El anole parece una lagartija, pero no es una lagartija. Es verde como las lagartijas, tiene el tamaño de una lagartija y corre como las lagartijas… ¡Pero no es una lagartija! De hecho, sus primos más cercanos no son las lagartijas ni los camaleones, sino las iguanas.
Dos cosas singularizan al anole americano. La primera es su extraordinaria velocidad evolutiva. El pequeño anole, que no mide más allá de veinte centímetros, es capaz de transformarse y adquirir aspectos y habilidades nuevas (las almohadillas en las patas, por ejemplo) en apenas 20 generaciones, lo cual, en términos de la evolución, es una velocidad increíblemente rápida. El cambio en el hábitat o la aparición de especies competidoras hace que el anole se transforme en muy poco tiempo, cambie su estructura corporal y se adapte a lo que haga falta.

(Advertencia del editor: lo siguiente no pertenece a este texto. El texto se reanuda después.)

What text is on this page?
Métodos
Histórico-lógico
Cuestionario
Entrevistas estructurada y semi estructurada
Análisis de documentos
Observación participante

Bicho inestable, inconformista y no exento de agresividad, hay otra cosa que en él llama la atención: es capaz de cambiar de color en pocos momentos. Depende de lo que ocurra a su alrededor o del papel que tenga que interpretar. Si hay depredadores a la vista y el anole está sobre una rama gris, inmediatamente se vuelve de color gris. Si hay hembras cerca, adquiere una seductora –por lo visto– coloración parda, que a las anolas les vuelve locas, ellas sabrán por qué. Pero en su estado normal es verde. Vamos, eso dando por hecho de que un consumado actor como el anole americano tenga un estado normal… Es posible que se hayan dado casos.